Flick told Decrypt that while she believes that the world of NFTs will still exist in years to come, it will have to winnow out a lot of the projects that are currently riding on the coattails of the hype around bigger, more mainstream projects. And self-policing among NFT projects is “already happening,” said Guadamuz, as the community steps in to “promote good projects and highlight when something doesn’t add up.”
At present, Flick equates the perception of NFTs to that of genetically modified food in its early days. “There was a kind of acceptability problem where people were like: ‘Yeah, I’m not so keen on that’,” she said. “If people don’t trust the people who create them, there’s a trust problem there.”

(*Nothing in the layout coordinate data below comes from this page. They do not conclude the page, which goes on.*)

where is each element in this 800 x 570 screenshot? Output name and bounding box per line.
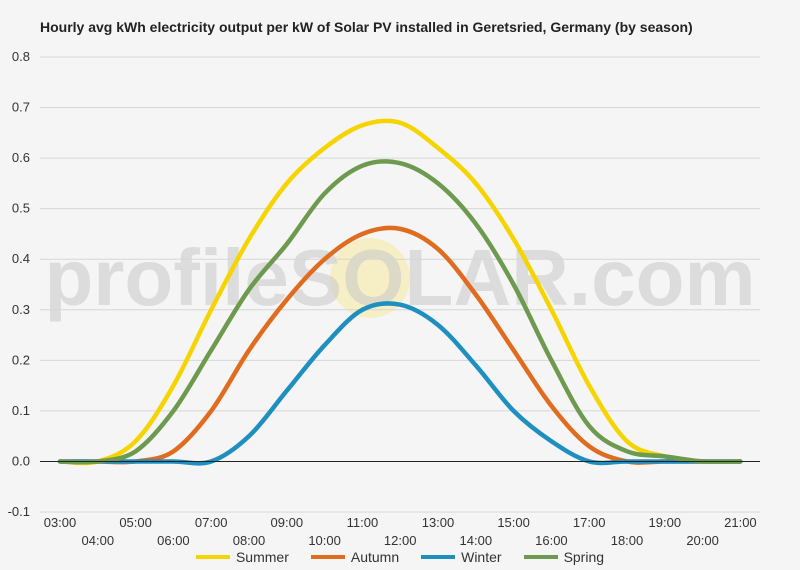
x-tick-label: 20:00 bbox=[686, 533, 719, 548]
x-tick-label: 10:00 bbox=[308, 533, 341, 548]
y-tick-label: 0.2 bbox=[12, 352, 30, 367]
x-tick-label: 13:00 bbox=[422, 515, 455, 530]
x-tick-label: 11:00 bbox=[347, 515, 379, 530]
chart-title: Hourly avg kWh electricity output per kW… bbox=[40, 19, 693, 35]
y-tick-label: 0.3 bbox=[12, 302, 30, 317]
y-tick-label: 0.8 bbox=[12, 49, 30, 64]
x-tick-label: 19:00 bbox=[649, 515, 682, 530]
legend-swatch bbox=[421, 555, 456, 559]
x-tick-label: 05:00 bbox=[119, 515, 152, 530]
legend-label: Spring bbox=[563, 549, 605, 565]
y-tick-label: 0.5 bbox=[12, 201, 30, 216]
y-tick-label: 0.4 bbox=[12, 251, 30, 266]
x-tick-label: 07:00 bbox=[195, 515, 228, 530]
watermark-sun bbox=[330, 238, 410, 318]
legend-item-winter: Winter bbox=[421, 549, 502, 565]
legend-label: Winter bbox=[461, 549, 502, 565]
x-tick-label: 15:00 bbox=[497, 515, 530, 530]
y-tick-label: 0.7 bbox=[12, 100, 30, 115]
x-tick-label: 16:00 bbox=[535, 533, 568, 548]
x-tick-label: 03:00 bbox=[44, 515, 77, 530]
x-tick-label: 18:00 bbox=[611, 533, 644, 548]
series-line-spring bbox=[57, 159, 743, 465]
y-tick-label: 0.1 bbox=[12, 403, 30, 418]
x-tick-label: 06:00 bbox=[157, 533, 190, 548]
legend-swatch bbox=[195, 555, 230, 559]
series-line-summer bbox=[57, 118, 743, 466]
x-tick-label: 08:00 bbox=[233, 533, 266, 548]
legend: Summer Autumn Winter Spring bbox=[0, 549, 800, 565]
legend-item-autumn: Autumn bbox=[310, 549, 400, 565]
x-tick-label: 17:00 bbox=[573, 515, 606, 530]
x-tick-label: 21:00 bbox=[724, 515, 757, 530]
watermark-text: profileSOLAR.com bbox=[44, 233, 755, 322]
x-tick-label: 09:00 bbox=[271, 515, 304, 530]
y-tick-label: 0.0 bbox=[12, 453, 30, 468]
x-tick-label: 12:00 bbox=[384, 533, 417, 548]
legend-swatch bbox=[310, 555, 345, 559]
x-tick-label: 14:00 bbox=[460, 533, 493, 548]
y-tick-label: 0.6 bbox=[12, 150, 30, 165]
legend-swatch bbox=[523, 555, 558, 559]
legend-label: Summer bbox=[235, 549, 289, 565]
legend-label: Autumn bbox=[350, 549, 400, 565]
y-tick-label: -0.1 bbox=[8, 504, 30, 519]
series-line-winter bbox=[57, 301, 743, 466]
legend-item-spring: Spring bbox=[523, 549, 605, 565]
x-tick-label: 04:00 bbox=[82, 533, 115, 548]
legend-item-summer: Summer bbox=[195, 549, 289, 565]
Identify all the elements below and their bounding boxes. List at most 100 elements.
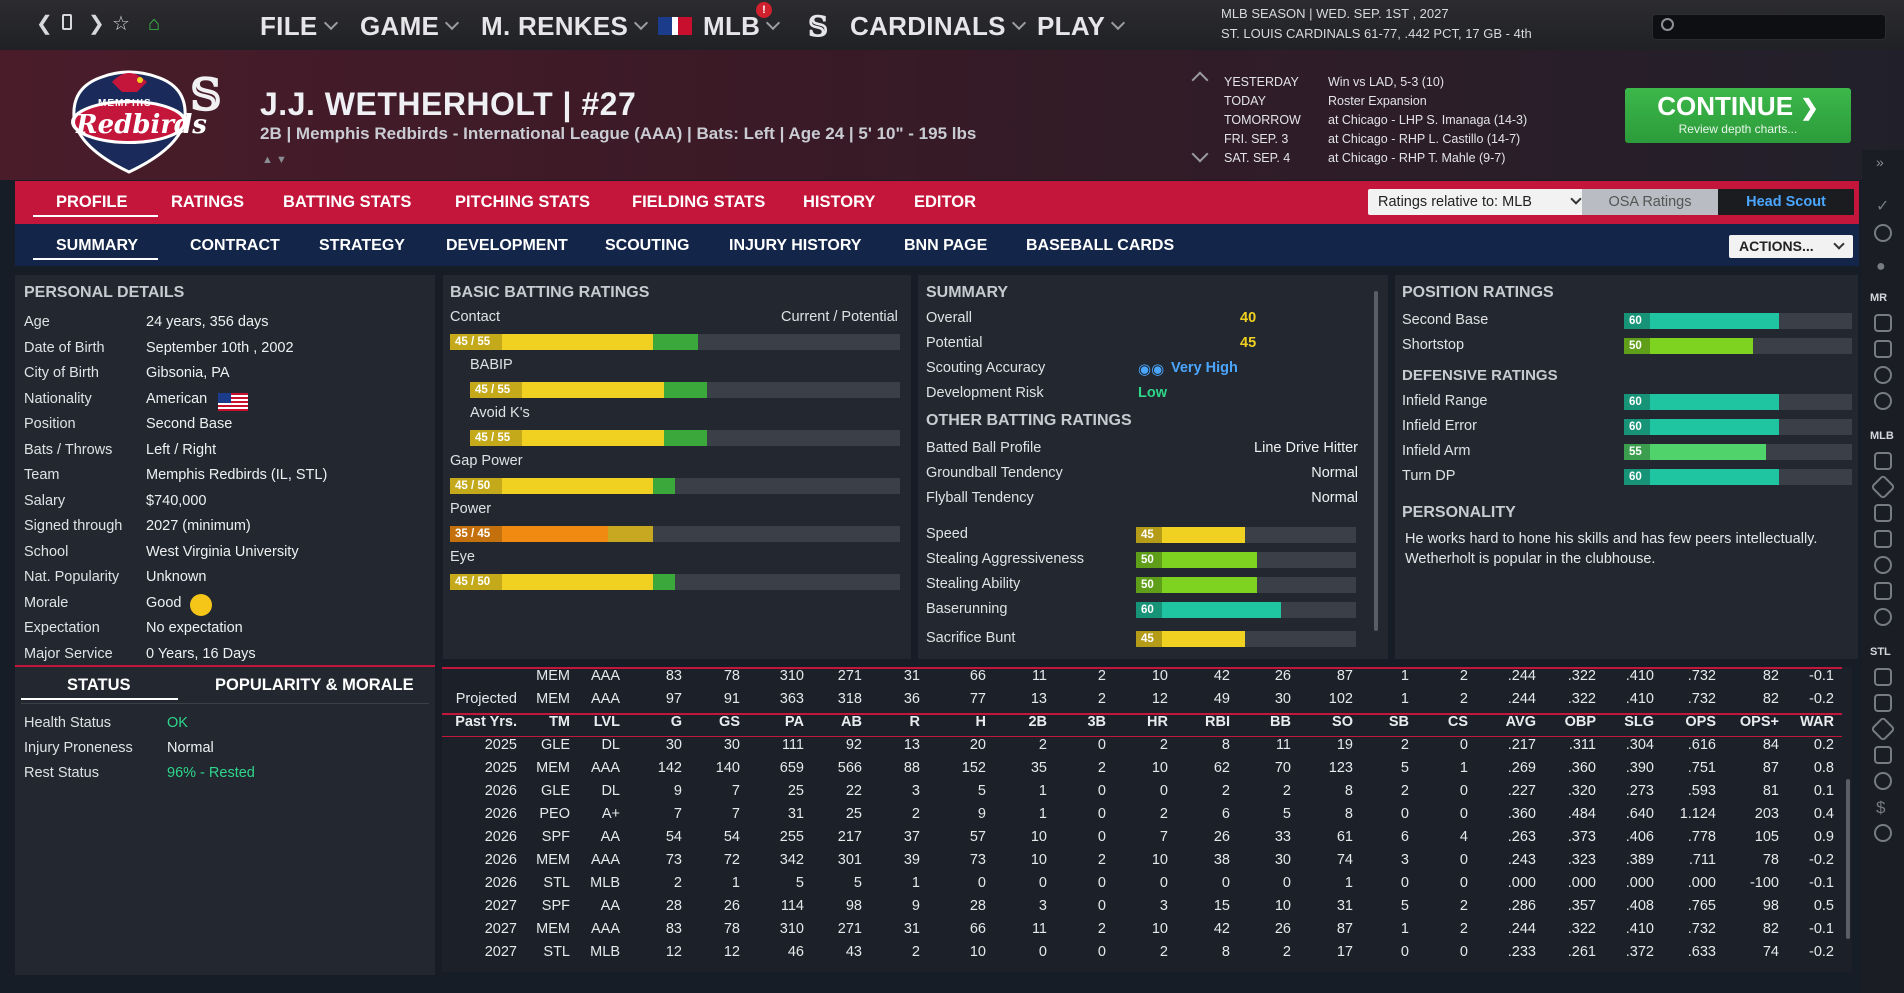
- menu-file[interactable]: FILE: [260, 11, 338, 41]
- player-nav-arrows-icon[interactable]: ▲ ▼: [262, 154, 287, 166]
- table-cell: .323: [1567, 852, 1596, 868]
- active-tab-underline: [33, 215, 158, 217]
- tab-profile[interactable]: PROFILE: [56, 193, 128, 211]
- trade-icon[interactable]: [1874, 582, 1892, 600]
- schedule-event[interactable]: Win vs LAD, 5-3 (10): [1328, 75, 1445, 89]
- menu-game[interactable]: GAME: [360, 11, 460, 41]
- tab-summary[interactable]: SUMMARY: [56, 237, 139, 254]
- menu-cardinals[interactable]: CARDINALS: [850, 11, 1026, 41]
- continue-label: CONTINUE: [1657, 91, 1794, 121]
- summary-scrollbar[interactable]: [1374, 279, 1380, 649]
- bulb-icon[interactable]: ●: [1876, 258, 1886, 275]
- tab-popularity-morale[interactable]: POPULARITY & MORALE: [215, 676, 414, 694]
- diamond-icon[interactable]: [1870, 716, 1896, 742]
- tab-scouting[interactable]: SCOUTING: [605, 237, 690, 254]
- player-info-line: 2B | Memphis Redbirds - International Le…: [260, 124, 977, 143]
- table-cell: 301: [837, 852, 862, 868]
- rating-tag: 45 / 55: [470, 382, 522, 398]
- menu-mlb[interactable]: MLB: [703, 11, 781, 41]
- table-cell: 0: [1400, 806, 1409, 822]
- baseball-icon[interactable]: [1874, 772, 1892, 790]
- rating-tag: 45: [1136, 631, 1162, 647]
- table-cell: 30: [665, 737, 682, 753]
- personal-label: City of Birth: [24, 365, 99, 381]
- schedule-event[interactable]: Roster Expansion: [1328, 94, 1427, 108]
- home-icon[interactable]: [1874, 314, 1892, 332]
- current-fill: [450, 478, 653, 494]
- dollar-icon[interactable]: $: [1876, 798, 1886, 817]
- gear-icon[interactable]: [1874, 608, 1892, 626]
- table-cell: 2: [673, 875, 682, 891]
- summary-bar-label: Speed: [926, 526, 968, 542]
- tab-ratings[interactable]: RATINGS: [171, 193, 245, 211]
- tab-development[interactable]: DEVELOPMENT: [446, 237, 568, 254]
- home-icon[interactable]: [1874, 668, 1892, 686]
- development-risk-value: Low: [1138, 385, 1167, 401]
- continue-button[interactable]: CONTINUE ❯ Review depth charts...: [1625, 88, 1851, 143]
- personal-label: Age: [24, 314, 50, 330]
- tab-injury-history[interactable]: INJURY HISTORY: [729, 237, 862, 254]
- batting-rating-label: Power: [450, 501, 492, 517]
- overall-label: Overall: [926, 310, 972, 326]
- table-cell: .408: [1625, 898, 1654, 914]
- groundball-value: Normal: [1311, 465, 1358, 481]
- table-cell: 39: [903, 852, 920, 868]
- search-input[interactable]: [1652, 14, 1886, 40]
- osa-ratings-button[interactable]: OSA Ratings: [1582, 189, 1718, 215]
- tab-contract[interactable]: CONTRACT: [190, 237, 280, 254]
- tab-strategy[interactable]: STRATEGY: [319, 237, 405, 254]
- table-cell: .484: [1567, 806, 1596, 822]
- stats-scrollbar[interactable]: [1846, 679, 1852, 969]
- table-cell: .304: [1625, 737, 1654, 753]
- list-icon[interactable]: [1874, 504, 1892, 522]
- schedule-event[interactable]: at Chicago - LHP S. Imanaga (14-3): [1328, 113, 1528, 127]
- table-cell: 1: [1400, 921, 1409, 937]
- position-rating-bar: 60: [1624, 313, 1852, 329]
- personal-label: Nationality: [24, 390, 92, 407]
- chart-icon[interactable]: [1874, 530, 1892, 548]
- notification-badge[interactable]: !: [756, 2, 772, 18]
- page-icon[interactable]: [62, 14, 72, 30]
- gear-icon[interactable]: [1874, 824, 1892, 842]
- ratings-relative-select[interactable]: Ratings relative to: MLB: [1368, 189, 1590, 215]
- table-cell: MEM: [536, 852, 570, 868]
- schedule-event[interactable]: at Chicago - RHP T. Mahle (9-7): [1328, 151, 1506, 165]
- table-cell: 2026: [484, 829, 517, 845]
- back-icon[interactable]: ❮: [36, 13, 53, 35]
- table-cell: 0.5: [1813, 898, 1834, 914]
- tab-baseball-cards[interactable]: BASEBALL CARDS: [1026, 237, 1175, 254]
- head-scout-button[interactable]: Head Scout: [1718, 189, 1854, 215]
- mail-icon[interactable]: [1874, 340, 1892, 358]
- diamond-icon[interactable]: [1870, 474, 1896, 500]
- menu-manager[interactable]: M. RENKES: [481, 11, 649, 41]
- collapse-icon[interactable]: »: [1876, 154, 1884, 170]
- menu-play[interactable]: PLAY: [1037, 11, 1126, 41]
- gear-icon[interactable]: [1874, 392, 1892, 410]
- tab-history[interactable]: HISTORY: [803, 193, 876, 211]
- tab-status[interactable]: STATUS: [67, 676, 131, 694]
- search-icon[interactable]: [1874, 366, 1892, 384]
- tab-fielding-stats[interactable]: FIELDING STATS: [632, 193, 766, 211]
- forward-icon[interactable]: ❯: [88, 13, 105, 35]
- baseball-icon[interactable]: [1874, 556, 1892, 574]
- globe-icon[interactable]: [1874, 224, 1892, 242]
- tab-bnn-page[interactable]: BNN PAGE: [904, 237, 988, 254]
- phone-icon[interactable]: [1874, 694, 1892, 712]
- tab-editor[interactable]: EDITOR: [914, 193, 977, 211]
- main-tab-bar: PROFILE RATINGS BATTING STATS PITCHING S…: [15, 181, 1859, 224]
- personal-label: Expectation: [24, 620, 100, 636]
- check-icon[interactable]: ✓: [1876, 198, 1890, 215]
- schedule-event[interactable]: at Chicago - RHP L. Castillo (14-7): [1328, 132, 1521, 146]
- table-cell: 73: [969, 852, 986, 868]
- table-cell: MEM: [536, 760, 570, 776]
- home-icon[interactable]: [1874, 452, 1892, 470]
- table-cell: OPS+: [1739, 714, 1779, 730]
- tab-batting-stats[interactable]: BATTING STATS: [283, 193, 412, 211]
- trade-icon[interactable]: [1874, 746, 1892, 764]
- star-icon[interactable]: ☆: [112, 13, 130, 35]
- home-icon[interactable]: ⌂: [148, 13, 161, 35]
- tab-pitching-stats[interactable]: PITCHING STATS: [455, 193, 591, 211]
- table-cell: 6: [1221, 806, 1230, 822]
- table-cell: 140: [715, 760, 740, 776]
- actions-dropdown[interactable]: ACTIONS...: [1729, 235, 1853, 258]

In recent weeks, the NFT space was convulsed by Buzzfeed’s outing of the anonymous creators of Bored Ape Yacht Club, one of the leading NFT projects. While the crypto world argued among itself over whether doxxing NFT creators was legitimate journalism, Flick believes that naming the real people behind leading NFT projects will be beneficial in the long run.
The pseudonymous nature of NFTs, she argued, is a hurdle to mainstream adoption—particularly when coupled with negative headlines about rug pulls, wash trades and general scams. “Project owners will essentially have to have a bit more of a background so that people will trust them not to pull the rug,” said Flick. “We’re already starting to see that a bit.”